JavaScript is required for this website to work.
Multicultuur & samenleven

Over atheïsten die niet in god geloven

Marc Vanfraechem2/7/2013Leestijd 2 minuten

Een eerste zin kan het hele boek maken, zo weet Marc Vanfraechem die pas nog een ijzersterke opener ontdekte.

Aangeboden door de abonnees van Doorbraak

Dit gratis artikel wordt u aangeboden door onze betalende abonnees. Als abonnee kan u ook alle plus-artikelen lezen. Doorbreek de bubbel vanaf €4.99/maand.

Ik neem ook een abonnement

Of het nu stukjesschrijvers zijn, romanciers, journalisten, predikanten of dichters, allemaal staan ze voor dezelfde vraag: met welke beginzin zal ik mijn slachtoffer meteen bij de keel grijpen?

Goede voorbeelden zijn er genoeg en in alle talen. ‘Call me Ishmael’ is een goed voorbeeld. Melville had de rest van zijn verhaal daarna maar in te vullen. Hij schreef 135 hoofdstukken, nog een epiloog en het boek was klaar.

‘Ein Gespenst geht um in Europa – das Gespenst des Kommunismus’, is ook een mooi voorbeeld en Marx en Engels hebben er veel succes mee gehad.

In dezelfde stijl, iets ouder: ‘L’homme est né libre, et partout il est dans les fers.’ Rousseau wist al hoe het moest.

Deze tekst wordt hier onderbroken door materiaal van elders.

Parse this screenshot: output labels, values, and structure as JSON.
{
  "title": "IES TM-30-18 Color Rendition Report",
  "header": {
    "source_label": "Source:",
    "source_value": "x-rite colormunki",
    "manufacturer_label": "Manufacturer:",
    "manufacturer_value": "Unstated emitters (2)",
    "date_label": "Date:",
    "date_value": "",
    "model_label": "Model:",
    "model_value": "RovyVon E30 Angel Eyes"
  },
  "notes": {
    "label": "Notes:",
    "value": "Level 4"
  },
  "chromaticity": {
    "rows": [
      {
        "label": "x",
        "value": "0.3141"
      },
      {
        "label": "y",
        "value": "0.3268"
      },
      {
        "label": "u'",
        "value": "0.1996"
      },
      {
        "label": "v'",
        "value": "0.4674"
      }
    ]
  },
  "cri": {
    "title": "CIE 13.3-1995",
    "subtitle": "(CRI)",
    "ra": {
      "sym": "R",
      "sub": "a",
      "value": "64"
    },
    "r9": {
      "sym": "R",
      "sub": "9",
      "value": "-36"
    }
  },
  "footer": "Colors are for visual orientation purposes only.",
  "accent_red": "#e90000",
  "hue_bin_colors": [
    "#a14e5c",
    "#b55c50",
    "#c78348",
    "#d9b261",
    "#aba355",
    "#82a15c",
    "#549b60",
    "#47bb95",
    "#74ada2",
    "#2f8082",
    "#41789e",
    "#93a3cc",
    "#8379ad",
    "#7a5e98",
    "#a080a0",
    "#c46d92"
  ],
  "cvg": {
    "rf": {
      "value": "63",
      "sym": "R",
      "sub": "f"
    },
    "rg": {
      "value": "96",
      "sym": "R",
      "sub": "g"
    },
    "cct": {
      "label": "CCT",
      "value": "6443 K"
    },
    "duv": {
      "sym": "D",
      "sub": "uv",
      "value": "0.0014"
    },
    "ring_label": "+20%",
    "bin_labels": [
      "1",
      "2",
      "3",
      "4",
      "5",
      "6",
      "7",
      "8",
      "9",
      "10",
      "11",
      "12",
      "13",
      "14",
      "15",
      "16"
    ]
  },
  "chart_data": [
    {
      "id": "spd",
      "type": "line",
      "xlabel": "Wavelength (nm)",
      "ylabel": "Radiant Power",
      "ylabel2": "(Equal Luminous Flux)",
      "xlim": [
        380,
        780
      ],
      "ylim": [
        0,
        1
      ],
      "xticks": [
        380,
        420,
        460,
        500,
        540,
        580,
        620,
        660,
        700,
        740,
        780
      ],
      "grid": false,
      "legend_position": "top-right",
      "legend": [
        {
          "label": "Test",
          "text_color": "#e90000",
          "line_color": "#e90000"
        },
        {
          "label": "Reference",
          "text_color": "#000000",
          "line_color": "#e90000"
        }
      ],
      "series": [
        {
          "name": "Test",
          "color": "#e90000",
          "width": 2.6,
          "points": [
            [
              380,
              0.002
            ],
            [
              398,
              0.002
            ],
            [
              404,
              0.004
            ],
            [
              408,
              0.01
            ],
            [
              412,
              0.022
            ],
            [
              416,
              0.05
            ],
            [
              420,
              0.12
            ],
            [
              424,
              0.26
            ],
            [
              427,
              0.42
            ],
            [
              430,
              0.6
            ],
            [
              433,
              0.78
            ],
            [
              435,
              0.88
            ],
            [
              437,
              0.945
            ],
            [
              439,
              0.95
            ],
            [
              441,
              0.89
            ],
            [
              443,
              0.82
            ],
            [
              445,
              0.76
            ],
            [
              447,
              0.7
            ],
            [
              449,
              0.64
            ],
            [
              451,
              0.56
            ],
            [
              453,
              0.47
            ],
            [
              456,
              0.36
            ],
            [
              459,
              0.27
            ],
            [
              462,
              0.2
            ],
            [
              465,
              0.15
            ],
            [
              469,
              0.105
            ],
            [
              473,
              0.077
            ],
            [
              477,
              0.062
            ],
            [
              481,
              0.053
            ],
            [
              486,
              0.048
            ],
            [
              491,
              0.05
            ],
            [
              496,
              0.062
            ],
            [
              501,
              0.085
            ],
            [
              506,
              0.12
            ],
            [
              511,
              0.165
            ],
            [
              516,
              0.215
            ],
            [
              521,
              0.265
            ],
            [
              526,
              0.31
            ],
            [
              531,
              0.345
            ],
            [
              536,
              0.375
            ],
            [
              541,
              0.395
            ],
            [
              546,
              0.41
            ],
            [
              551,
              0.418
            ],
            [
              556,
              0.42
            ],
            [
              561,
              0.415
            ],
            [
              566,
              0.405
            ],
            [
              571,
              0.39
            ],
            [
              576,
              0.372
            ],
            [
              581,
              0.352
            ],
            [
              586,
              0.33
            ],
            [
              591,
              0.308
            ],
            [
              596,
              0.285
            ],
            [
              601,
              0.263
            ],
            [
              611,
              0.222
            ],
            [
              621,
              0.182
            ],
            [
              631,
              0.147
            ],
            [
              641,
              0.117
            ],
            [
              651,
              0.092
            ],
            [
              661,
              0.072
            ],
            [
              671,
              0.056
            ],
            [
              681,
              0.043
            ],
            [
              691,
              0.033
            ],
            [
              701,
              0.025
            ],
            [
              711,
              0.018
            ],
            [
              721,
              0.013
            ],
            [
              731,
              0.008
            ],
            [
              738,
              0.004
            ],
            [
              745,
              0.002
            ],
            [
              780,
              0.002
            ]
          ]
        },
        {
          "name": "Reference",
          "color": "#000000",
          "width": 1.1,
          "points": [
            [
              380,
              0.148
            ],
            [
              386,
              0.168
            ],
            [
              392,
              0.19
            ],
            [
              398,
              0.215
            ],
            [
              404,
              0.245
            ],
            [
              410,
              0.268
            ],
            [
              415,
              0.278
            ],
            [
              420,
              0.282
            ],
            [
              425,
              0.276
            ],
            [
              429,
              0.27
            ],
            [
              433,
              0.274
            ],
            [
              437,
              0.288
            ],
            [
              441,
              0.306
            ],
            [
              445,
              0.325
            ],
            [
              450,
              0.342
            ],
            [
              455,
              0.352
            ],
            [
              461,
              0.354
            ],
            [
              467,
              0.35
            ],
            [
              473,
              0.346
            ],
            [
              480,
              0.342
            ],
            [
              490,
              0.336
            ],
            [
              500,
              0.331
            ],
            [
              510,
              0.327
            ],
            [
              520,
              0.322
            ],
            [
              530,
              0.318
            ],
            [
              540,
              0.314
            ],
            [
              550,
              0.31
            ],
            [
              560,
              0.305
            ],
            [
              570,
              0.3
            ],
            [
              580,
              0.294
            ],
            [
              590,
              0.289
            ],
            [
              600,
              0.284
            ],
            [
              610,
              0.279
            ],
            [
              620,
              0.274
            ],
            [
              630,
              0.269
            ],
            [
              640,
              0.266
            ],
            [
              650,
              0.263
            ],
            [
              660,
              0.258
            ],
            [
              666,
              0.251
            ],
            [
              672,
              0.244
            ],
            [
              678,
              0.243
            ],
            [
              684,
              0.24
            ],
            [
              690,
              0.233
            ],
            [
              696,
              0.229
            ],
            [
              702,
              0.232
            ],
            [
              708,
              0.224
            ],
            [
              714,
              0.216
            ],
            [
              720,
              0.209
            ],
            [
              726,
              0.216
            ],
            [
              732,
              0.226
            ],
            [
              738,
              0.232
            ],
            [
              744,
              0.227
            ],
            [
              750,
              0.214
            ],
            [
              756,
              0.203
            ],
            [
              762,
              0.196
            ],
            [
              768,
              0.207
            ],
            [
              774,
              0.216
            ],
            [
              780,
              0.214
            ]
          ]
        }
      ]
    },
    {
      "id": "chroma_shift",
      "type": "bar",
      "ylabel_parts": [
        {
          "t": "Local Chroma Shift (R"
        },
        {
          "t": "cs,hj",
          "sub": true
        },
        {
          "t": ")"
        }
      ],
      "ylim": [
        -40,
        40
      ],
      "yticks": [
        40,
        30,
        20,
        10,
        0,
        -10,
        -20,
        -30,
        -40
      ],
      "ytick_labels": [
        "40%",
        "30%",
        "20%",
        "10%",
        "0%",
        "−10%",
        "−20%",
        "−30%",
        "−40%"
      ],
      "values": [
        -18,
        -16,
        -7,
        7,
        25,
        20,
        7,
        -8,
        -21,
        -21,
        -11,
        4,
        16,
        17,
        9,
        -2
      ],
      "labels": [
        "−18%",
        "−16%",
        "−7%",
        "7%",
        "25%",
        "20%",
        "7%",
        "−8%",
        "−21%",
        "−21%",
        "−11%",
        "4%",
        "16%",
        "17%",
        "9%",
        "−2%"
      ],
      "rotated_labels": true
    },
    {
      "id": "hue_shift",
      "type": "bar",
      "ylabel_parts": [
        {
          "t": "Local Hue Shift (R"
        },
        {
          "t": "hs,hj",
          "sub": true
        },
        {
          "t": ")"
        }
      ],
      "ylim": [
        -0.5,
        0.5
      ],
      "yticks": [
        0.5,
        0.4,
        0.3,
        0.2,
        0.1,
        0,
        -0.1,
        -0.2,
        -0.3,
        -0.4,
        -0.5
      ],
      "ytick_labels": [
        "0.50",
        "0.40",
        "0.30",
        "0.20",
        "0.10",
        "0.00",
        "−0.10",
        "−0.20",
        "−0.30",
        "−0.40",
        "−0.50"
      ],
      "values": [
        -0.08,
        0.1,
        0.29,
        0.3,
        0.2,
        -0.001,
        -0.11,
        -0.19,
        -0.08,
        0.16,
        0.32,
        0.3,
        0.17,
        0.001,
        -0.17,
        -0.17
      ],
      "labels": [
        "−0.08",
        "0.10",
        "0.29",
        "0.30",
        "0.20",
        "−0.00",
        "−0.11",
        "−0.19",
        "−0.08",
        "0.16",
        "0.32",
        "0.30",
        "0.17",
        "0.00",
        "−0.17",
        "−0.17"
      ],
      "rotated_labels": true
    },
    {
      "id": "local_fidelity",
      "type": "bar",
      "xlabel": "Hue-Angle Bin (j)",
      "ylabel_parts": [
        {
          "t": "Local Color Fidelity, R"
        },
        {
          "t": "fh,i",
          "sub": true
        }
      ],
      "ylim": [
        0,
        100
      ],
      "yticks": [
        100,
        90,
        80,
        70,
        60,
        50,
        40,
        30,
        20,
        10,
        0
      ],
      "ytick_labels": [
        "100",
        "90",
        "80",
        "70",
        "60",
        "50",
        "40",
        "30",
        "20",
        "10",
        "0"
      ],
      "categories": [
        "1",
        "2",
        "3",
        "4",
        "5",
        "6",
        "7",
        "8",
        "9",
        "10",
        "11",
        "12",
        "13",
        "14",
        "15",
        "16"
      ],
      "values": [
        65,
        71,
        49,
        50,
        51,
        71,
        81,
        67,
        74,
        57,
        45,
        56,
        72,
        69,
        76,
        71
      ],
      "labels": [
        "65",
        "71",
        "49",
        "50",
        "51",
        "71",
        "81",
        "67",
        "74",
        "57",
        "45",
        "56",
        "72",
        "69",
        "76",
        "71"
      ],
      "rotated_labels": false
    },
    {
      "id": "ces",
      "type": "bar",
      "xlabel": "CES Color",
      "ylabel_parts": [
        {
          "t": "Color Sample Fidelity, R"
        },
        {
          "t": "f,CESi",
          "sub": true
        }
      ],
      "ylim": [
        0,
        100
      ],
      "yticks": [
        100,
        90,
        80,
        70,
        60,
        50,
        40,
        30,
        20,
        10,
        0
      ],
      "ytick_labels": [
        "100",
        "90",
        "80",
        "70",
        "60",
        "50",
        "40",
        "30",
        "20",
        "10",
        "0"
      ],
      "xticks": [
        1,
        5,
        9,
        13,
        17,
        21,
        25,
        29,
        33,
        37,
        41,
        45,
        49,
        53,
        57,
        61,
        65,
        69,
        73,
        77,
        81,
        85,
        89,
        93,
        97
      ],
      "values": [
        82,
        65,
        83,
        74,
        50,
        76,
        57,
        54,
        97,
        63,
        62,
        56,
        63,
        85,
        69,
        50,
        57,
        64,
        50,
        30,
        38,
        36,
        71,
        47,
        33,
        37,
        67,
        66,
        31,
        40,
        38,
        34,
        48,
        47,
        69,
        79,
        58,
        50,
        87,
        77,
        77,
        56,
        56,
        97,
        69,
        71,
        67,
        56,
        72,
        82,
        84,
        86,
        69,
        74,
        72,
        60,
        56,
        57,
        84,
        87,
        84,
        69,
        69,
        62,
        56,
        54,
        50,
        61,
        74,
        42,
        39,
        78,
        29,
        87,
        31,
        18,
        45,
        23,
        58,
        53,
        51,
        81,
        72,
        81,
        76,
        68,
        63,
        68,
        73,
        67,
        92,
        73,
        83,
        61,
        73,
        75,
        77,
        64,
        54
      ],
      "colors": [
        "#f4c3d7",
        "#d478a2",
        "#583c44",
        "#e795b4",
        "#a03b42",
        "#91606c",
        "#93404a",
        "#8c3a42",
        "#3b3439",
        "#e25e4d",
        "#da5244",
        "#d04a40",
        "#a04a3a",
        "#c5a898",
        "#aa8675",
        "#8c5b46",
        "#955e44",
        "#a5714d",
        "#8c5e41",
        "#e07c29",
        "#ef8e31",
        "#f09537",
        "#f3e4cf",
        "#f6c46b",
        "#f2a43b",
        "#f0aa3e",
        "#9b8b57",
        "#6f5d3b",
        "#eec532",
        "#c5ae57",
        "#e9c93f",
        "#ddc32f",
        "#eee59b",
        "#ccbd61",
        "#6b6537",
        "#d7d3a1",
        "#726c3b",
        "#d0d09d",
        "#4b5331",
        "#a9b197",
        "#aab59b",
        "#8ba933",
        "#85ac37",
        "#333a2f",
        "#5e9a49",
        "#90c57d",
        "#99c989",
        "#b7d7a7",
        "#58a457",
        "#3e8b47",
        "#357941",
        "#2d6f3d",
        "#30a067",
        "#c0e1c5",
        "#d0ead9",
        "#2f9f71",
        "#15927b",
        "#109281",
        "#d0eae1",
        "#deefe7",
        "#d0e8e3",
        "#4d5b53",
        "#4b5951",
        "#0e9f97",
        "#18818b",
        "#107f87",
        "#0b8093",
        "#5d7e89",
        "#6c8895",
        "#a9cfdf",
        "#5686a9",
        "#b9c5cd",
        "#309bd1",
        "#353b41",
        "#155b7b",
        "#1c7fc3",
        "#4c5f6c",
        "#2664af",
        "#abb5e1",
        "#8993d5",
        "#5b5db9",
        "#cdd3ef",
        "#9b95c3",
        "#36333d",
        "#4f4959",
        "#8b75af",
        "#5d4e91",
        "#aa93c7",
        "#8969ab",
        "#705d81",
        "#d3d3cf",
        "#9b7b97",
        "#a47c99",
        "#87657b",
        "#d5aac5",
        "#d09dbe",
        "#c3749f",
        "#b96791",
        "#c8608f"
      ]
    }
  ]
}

Ook bij ons zijn er goede voorbeelden. ‘Een nieuwe lente, en een nieuw geluid’ is sterk. Of: ‘Ik ben makelaar in koffie, en woon op de Lauriergracht, No 37’.

Voor Karel van het Reve was die laatste zin niet te overtreffen. Hijzelf was ook sterk in eerste zinnen, en ik meen me te herinneren dat hij ergens vertelt over een stukje dat hij had geschreven, louter omdat hij een bepaalde openingszin niet kon laten liggen. Waar hij dat precies vertelt, weet ik niet meer maar ergens in zijn Verzameld Werk staat het.

Wat geldt voor een boek of een preek als geheel, kan natuurlijk geen kwaad voor de afzonderlijke onderdelen. Een nieuw hoofdstuk, of zelfs een nieuwe alinea mag ook sterk beginnen.

In een boek dat ik net uit heb, van padre Manuel da Costa, een zeventiende eeuwse jezuïet, staan veel mooie aanhefzinnen. Arte de Furtar heet het boek, en het werd als De Kunst van het Stelen uit het Portugees vertaald door Harrie Lemmens. (Athenaeum–Polak&Van Gennep, Amsterdam 2010, 328blz.)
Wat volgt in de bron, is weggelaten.